В четвертом часу, когда на дворе уже стало светло, пришел Комелов. Он был взволнован.

— И вы не спите, мой верный герцог де Ровиго? — сказал Колчак, проведя его в кабинет. — Кстати, адъютант Наполеона герцог де Ровиго чем-то похож на вас. Михаил Михайлович. Я имею в виду портретное сходство.

— Ваше превосходительство, вы не говорили с Дитерихсом?

— Нет, а что?

— Гайда наотрез отказался выполнять его приказы. Повторяется история с Лебедевым, которого он точно так же третировал.

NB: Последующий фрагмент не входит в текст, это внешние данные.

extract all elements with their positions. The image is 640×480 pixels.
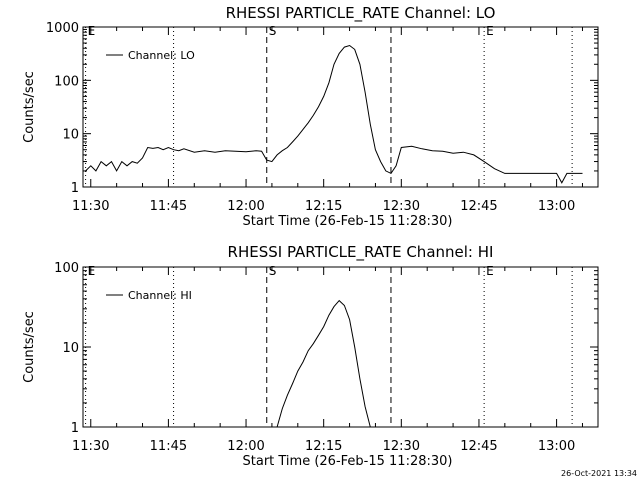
x-tick-label: 12:45 [460, 199, 497, 214]
y-axis-label: Counts/sec [22, 71, 37, 143]
x-tick-label: 13:00 [538, 199, 575, 214]
chart-panel-2: RHESSI PARTICLE_RATE Channel: HI 1 10 100 Co… [22, 243, 599, 469]
legend: Channel: LO [106, 49, 195, 62]
y-tick-label: 100 [54, 261, 79, 276]
x-tick-label: 12:30 [383, 199, 420, 214]
y-tick-label: 100 [54, 74, 79, 89]
series-line [85, 44, 583, 184]
y-tick-label: 1 [71, 181, 79, 196]
chart-title: RHESSI PARTICLE_RATE Channel: HI [228, 243, 494, 262]
x-tick-label: 12:15 [305, 199, 342, 214]
x-axis-label: Start Time (26-Feb-15 11:28:30) [243, 214, 453, 229]
x-tick-label: 11:30 [72, 199, 109, 214]
marker-label: E [486, 264, 494, 278]
marker-label: E [88, 24, 96, 38]
y-tick-label: 1 [71, 421, 79, 436]
x-tick-label: 13:00 [538, 439, 575, 454]
marker-label: E [88, 264, 96, 278]
x-tick-label: 12:30 [383, 439, 420, 454]
y-tick-label: 10 [62, 128, 79, 143]
legend: Channel: HI [106, 289, 192, 302]
legend-label: Channel: HI [128, 289, 192, 302]
x-tick-label: 11:45 [150, 439, 187, 454]
x-axis-label: Start Time (26-Feb-15 11:28:30) [243, 454, 453, 469]
marker-label: E [486, 24, 494, 38]
chart-title: RHESSI PARTICLE_RATE Channel: LO [226, 4, 496, 23]
x-tick-label: 12:00 [227, 199, 264, 214]
y-tick-label: 1000 [46, 21, 79, 36]
marker-label: S [269, 264, 277, 278]
timestamp-footer: 26-Oct-2021 13:34 [561, 469, 637, 478]
series-line [276, 299, 371, 428]
x-tick-label: 11:45 [150, 199, 187, 214]
x-tick-label: 12:15 [305, 439, 342, 454]
marker-label: S [269, 24, 277, 38]
y-axis-label: Counts/sec [22, 311, 37, 383]
x-tick-label: 11:30 [72, 439, 109, 454]
y-tick-label: 10 [62, 341, 79, 356]
x-tick-label: 12:45 [460, 439, 497, 454]
legend-label: Channel: LO [128, 49, 195, 62]
x-tick-label: 12:00 [227, 439, 264, 454]
chart-panel-1: RHESSI PARTICLE_RATE Channel: LO 1 10 100 10… [22, 4, 599, 229]
plot-frame [82, 26, 599, 188]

Колчак стремительно подошел к окну. Молча он смотрел за Иртыш, как будто хотел увидеть в утренней дали самоуверенное, лошадиное лицо Гайды. Нет, этот авантюрист не унимается. Прав был военный министр Чехословацкой Республики генерал Стефанек, который говорил, что Гайда будет либо фельдмаршалом, либо изменником.

— Я отстраню Гайду от командования Сибирской армией!

— Прикажете передать это Дитерихсу, ваше превосходительство?

— Я буду говорить с ним сам! Еще что у вас?

Комелов раскрыл папку, нашел в ней нужный документ, прочитал.

— Волнения во Вспольском уезде. Восстанием охвачены четыре волости. Красные разбили отряд штабс-капитана Клюева и милицию.

— До каких пор будет бездействовать контрразведка! Сегодня же пригласите ко мне ротмистра Шарунова и директора департамента милиции. Пора положить конец мятежам, которые расшатывают тылы. Перевешать и расстрелять зачинщиков восстания. Всех до одного!.. Без прочного тыла не может быть победы на фронте!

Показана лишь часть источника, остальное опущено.